Settimana di formazione missionaria ad Assisi. Don Brignoli: essere una Chiesa di
strada
Fare dell’uomo e della storia le vie maestre della missione. E’ la proposta rivolta
a tutti gli operatori delle missioni che partecipano all’11.ma Settimana nazionale
di formazione e spiritualità missionaria organizzata ad Assisi, dalla Conferenza episcopale
italiana, da ieri al 31 agosto. “Sulle strade del mondo – Con il Vangelo nelle ricerche
degli uomini” è il tema dei lavori. Gabriella Ceraso ne ha parlato con don
Alberto Brignoli della Fondazione Missio della Cei:
R. - La
caratteristica della settimana è quella di aprire l’anno pastorale dal punto di vista
della sensibilità missionaria e lo facciamo attraverso la riflessione sul tema dell’anno
che è questo tema della strada, del mondo, che poi è la prospettiva che Papa Francesco
ci regala ossia che la Chiesa deve essere una Chiesa di strada, che incontra gli uomini
nelle realtà in cui essi vivono. Il missionario si pone proprio in questo atteggiamento
di accompagnamento, non di giudizio o di superiorità e su quelle strade che l’uomo
percorre cerca di essere testimone della presenza di Dio.
D. – Missionarietà
che – come dice il Papa – è anche sempre comunione con la Chiesa…
R. – Nella
formazione un aspetto importante è proprio la dimensione dell’ecclesialità: riteniamo
importante che il missionario abbia sempre presente di essere missionario a nome di
una Chiesa, per una Chiesa, verso una Chiesa e da una Chiesa. Il rischio di avere
testimoni molto validi, bravi ed anche spiritualmente molto formati, ma che agiscono
un po’ da “battitori liberi”, è molto forte. Ripeto, non è necessario essere all’interno
della Chiesa per fare del bene – su questo non ci piove – ma per essere missionari
sì. Quindi, vogliamo ribadire innanzitutto, nella formazione, il riferimento all’ecclesialità:
a quella piccola o grande realtà che ognuno vive nella propria diocesi, all’interno
della propria congregazione religiosa, all’interno di un organismo di volontariato
che lo invia. Sapere che io in missione non vado a mio nome, non vado a nome o a titolo
personale; vado sempre a nome di un popolo, di una Chiesa, di un popolo di Dio che
mi accompagna e sempre verso un popolo che mi accoglie. Tutto questo mi aiuta anche
ad avere una formazione che diventa rispetto dell’altro, conoscenza della sua cultura,
del suo mondo.
D. – Secondo le parole di Papa Francesco siamo tutti - in quanto
cristiani, battezzati - chiamati all’evangelizzazione…
R. – Certamente sì.
La missione non è andare lontano; la missione è andare ai lontani ma i primi lontani
siamo noi.

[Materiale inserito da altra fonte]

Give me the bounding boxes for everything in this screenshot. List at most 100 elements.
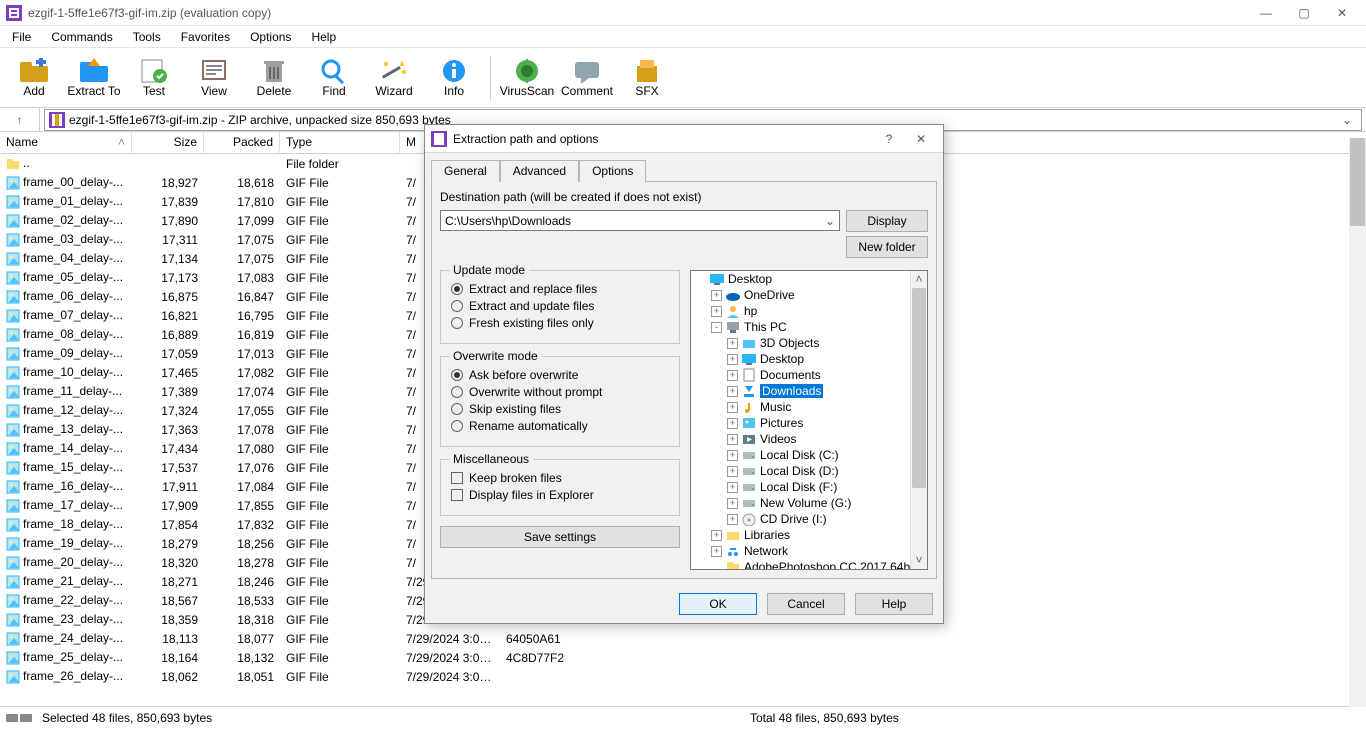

Siamo proprio noi che facciamo fatica nel nostro piccolo quotidiano della
vita di ogni giorno a vivere l’annuncio del Vangelo. Siamo quindi missionari innanzitutto
per noi stessi e comunque è a noi che viene data in dono questa aria nuova, questo
respiro nuovo del vivere la fede, che poi ci porta con maggiore facilità a condividerlo
con gli altri.
D. – Pensando ai missionari, che spesso si trasformano in veri
e propri martiri, il Papa ha detto che oggi ce ne sono di più che nei primi secoli
della vita cristiana. Questo è un fattore che scoraggia?
R. – In molti casi
c’è dell’ostilità nei confronti del messaggio del Vangelo. Ma anche là dove non c’è
ostilità esplicita il martirio si gioca proprio nella difficoltà dello scalfire questa
coltre di indifferenza, di freddezza che, a volte, abbiamo nei confronti non solo
del Vangelo ma anche verso tutta quella che è la realtà della spiritualità. Ma guardiamo
anche alla forza che tanta testimonianza cristiana – a volte nell’anonimato, nella
solitudine e nel silenzio – vive come una sorta di martirio. In questo senso dico
che è una cosa molto confortante.
D. – Quando si parla proprio di spiritualità
missionaria cosa si vuole indicare o ribadire?
R. – Con il concetto di spiritualità
vogliamo ribadire che se un missionario, se un testimone del Vangelo non ha una forte
dimensione spirituale - quindi un attaccamento alla parola - difficilmente riesce
ad essere un testimone. Fare volontariato, fare del bene è una cosa che piace a tanti,
che fa piacere, una cosa che tanti fanno; ma farlo con una dimensione spirituale -
attraverso soprattutto la dimensione della lectio, del contatto con i testi
e del confronto con una comunità che è la Chiesa che cammina insieme a noi – pensiamo
che sia necessario ribadirlo ogni volta.